Listen to Audio:William Brown: Two of ‘em would always be together. “Say look, don’t he look like the guy that raped that white woman the other day?” The guy looks. “Yeah, he does look like him. Say, did you rape?” "No, I didn’t do anything like . . .“ "Well come on, let’s go on down there. Let’s go on down to the station. Let’s see what we can find out about you.” Take you right on away. If you got a ticket goin’ somewhere by the time they let you go, that ticket wouldn’t be any good.
But did you know, I was glad when there was an opportunity, when I had the opportunity to get away from there, because I know they’re beginning to find that out about me. You see I never said,“Yes Sir” and “No Sir,” because they never said that to any of our grown people, and a little cracker that high’d call us “niggers.” And while I wouldn’t say “Yes Sir, No Sir,” I didn’t be dictatorial about it. I was kind of humble-like, submissive-like, you know. And I would—if he wanted me to do somethin'—I would jump like that, and “all right,” ya know. I’m “yes suh” and “oh, oh no.” "All right" just like that.

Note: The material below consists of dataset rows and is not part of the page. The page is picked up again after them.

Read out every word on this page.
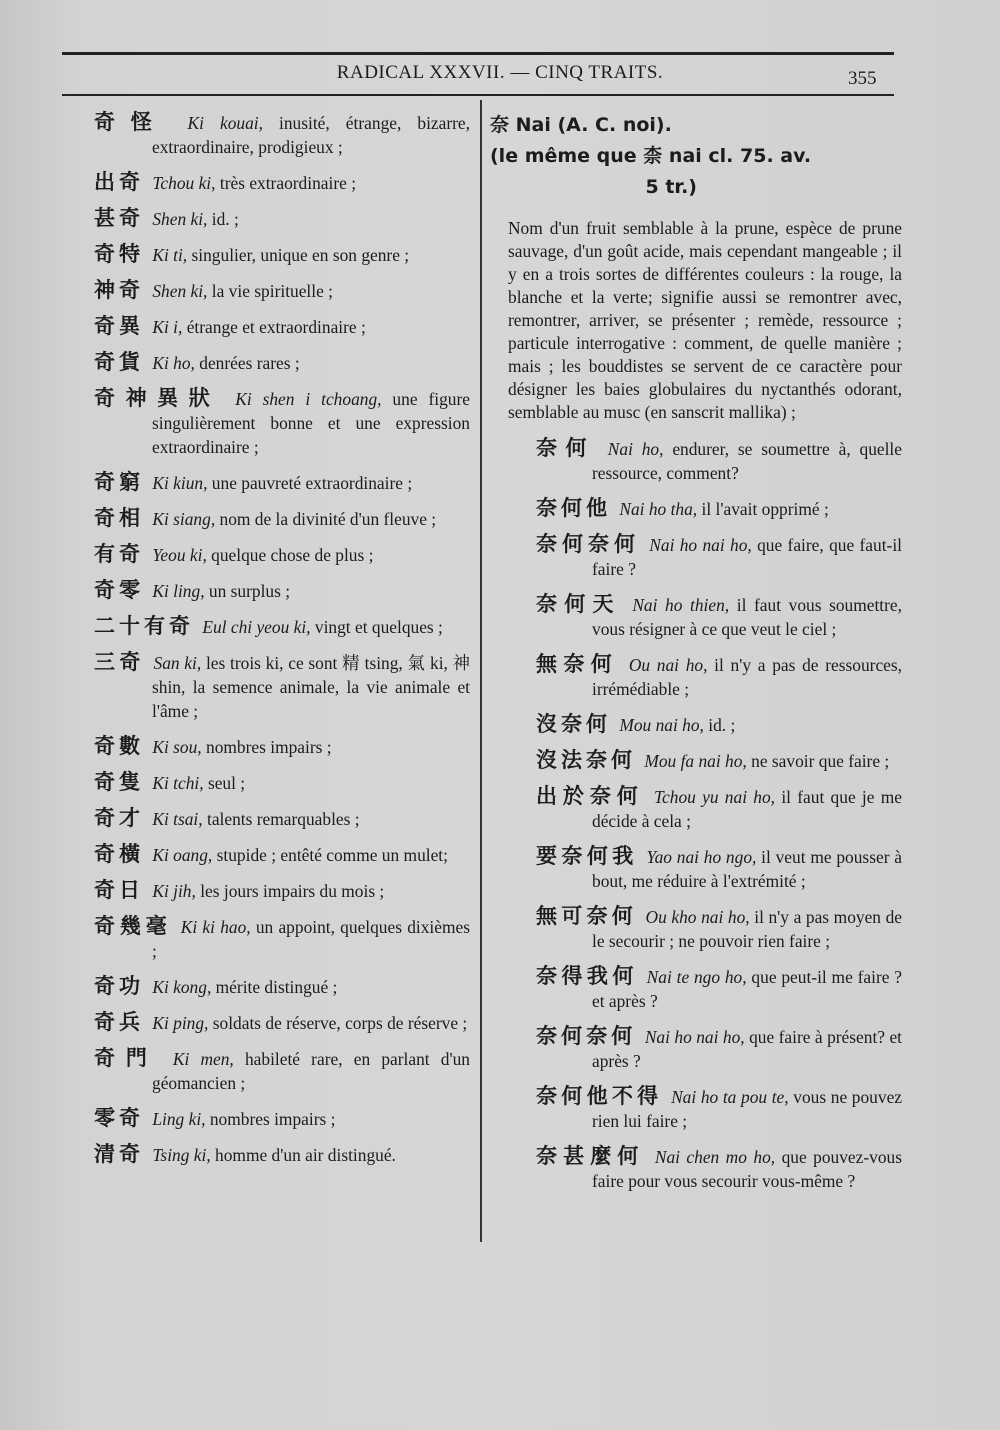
RADICAL XXXVII. — CINQ TRAITS.	355
奇怪 Ki kouai, inusité, étrange, bizarre, extraordinaire, prodigieux ;
出奇 Tchou ki, très extraordinaire ;
甚奇 Shen ki, id. ;
奇特 Ki ti, singulier, unique en son genre ;
神奇 Shen ki, la vie spirituelle ;
奇異 Ki i, étrange et extraordinaire ;
奇貨 Ki ho, denrées rares ;
奇神異狀 Ki shen i tchoang, une figure singulièrement bonne et une expression extraordinaire ;
奇窮 Ki kiun, une pauvreté extraordinaire ;
奇相 Ki siang, nom de la divinité d'un fleuve ;
有奇 Yeou ki, quelque chose de plus ;
奇零 Ki ling, un surplus ;
二十有奇 Eul chi yeou ki, vingt et quelques ;
三奇 San ki, les trois ki, ce sont 精 tsing, 氣 ki, 神 shin, la semence animale, la vie animale et l'âme ;
奇數 Ki sou, nombres impairs ;
奇隻 Ki tchi, seul ;
奇才 Ki tsai, talents remarquables ;
奇橫 Ki oang, stupide ; entêté comme un mulet;
奇日 Ki jih, les jours impairs du mois ;
奇幾毫 Ki ki hao, un appoint, quelques dixièmes ;
奇功 Ki kong, mérite distingué ;
奇兵 Ki ping, soldats de réserve, corps de réserve ;
奇門 Ki men, habileté rare, en parlant d'un géomancien ;
零奇 Ling ki, nombres impairs ;
清奇 Tsing ki, homme d'un air distingué.

奈 Nai (A. C. noi).

(le même que 柰 nai cl. 75. av.

5 tr.)

Nom d'un fruit semblable à la prune, espèce de prune sauvage, d'un goût acide, mais cependant mangeable ; il y en a trois sortes de différentes couleurs : la rouge, la blanche et la verte; signifie aussi se remontrer avec, remontrer, arriver, se présenter ; remède, ressource ; particule interrogative : comment, de quelle manière ; mais ; les bouddistes se servent de ce caractère pour désigner les baies globulaires du nyctanthés odorant, semblable au musc (en sanscrit mallika) ;

奈何 Nai ho, endurer, se soumettre à, quelle ressource, comment?
奈何他 Nai ho tha, il l'avait opprimé ;
奈何奈何 Nai ho nai ho, que faire, que faut-il faire ?
奈何天 Nai ho thien, il faut vous soumettre, vous résigner à ce que veut le ciel ;
無奈何 Ou nai ho, il n'y a pas de ressources, irrémédiable ;
沒奈何 Mou nai ho, id. ;
沒法奈何 Mou fa nai ho, ne savoir que faire ;
出於奈何 Tchou yu nai ho, il faut que je me décide à cela ;
要奈何我 Yao nai ho ngo, il veut me pousser à bout, me réduire à l'extrémité ;
無可奈何 Ou kho nai ho, il n'y a pas moyen de le secourir ; ne pouvoir rien faire ;
奈得我何 Nai te ngo ho, que peut-il me faire ? et après ?
奈何奈何 Nai ho nai ho, que faire à présent? et après ?
奈何他不得 Nai ho ta pou te, vous ne pouvez rien lui faire ;
奈甚麼何 Nai chen mo ho, que pouvez-vous faire pour vous secourir vous-même ?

Just before I had an opportunity to leave there during the first World War one guy said to me, “Do you think he’s one of them uppity niggers?” He didn’t know I heard him. When I heard I said,“Oh, my God.” I said, “They’re gonna get on to me pretty soon.” And if I knew if they had said that, and labeled me with that I wouldn’t never been alive today because I would of killed one of 'em.
You see, we had to live so dangerously down there. My mother told me, said, “Son, I know you’re a good boy. You don’t, haven’t given me any trouble, but if they ever put their hand on you they’ll trump up something, and they’ll never let you get away.” And I knew that, 'cause I guess I was about, well, not quite five years old.
But they had a big cross. The Klu Klux Klan, they burned a Negro right at the stake there. And oh, it was a terrible thing. You could smell his burning flesh five miles and it was a terrible thing. And do you know, those Klu Klux Klan after the flames were over, and he was burnt to a crisp, go around and cut things off of him—off of the fingers and toes—and give to these white women. And they’d take ‘em home, the white women with their children, take ’em home, and put ‘em in glass jars and set ’em on the mantle piece. “And those? Well this is what we do to niggers. See that nigger’s toes, this nigger’s uh, uh, uh?”
You see those are the things that made me know that they ever put their hand on me, I would kill ‘em just as long as I could. Because I know what they would do. They’ll punish me, and make me suffer. But I know if I started to killin’ 'em, they’d kill me just like that and I’d be gone.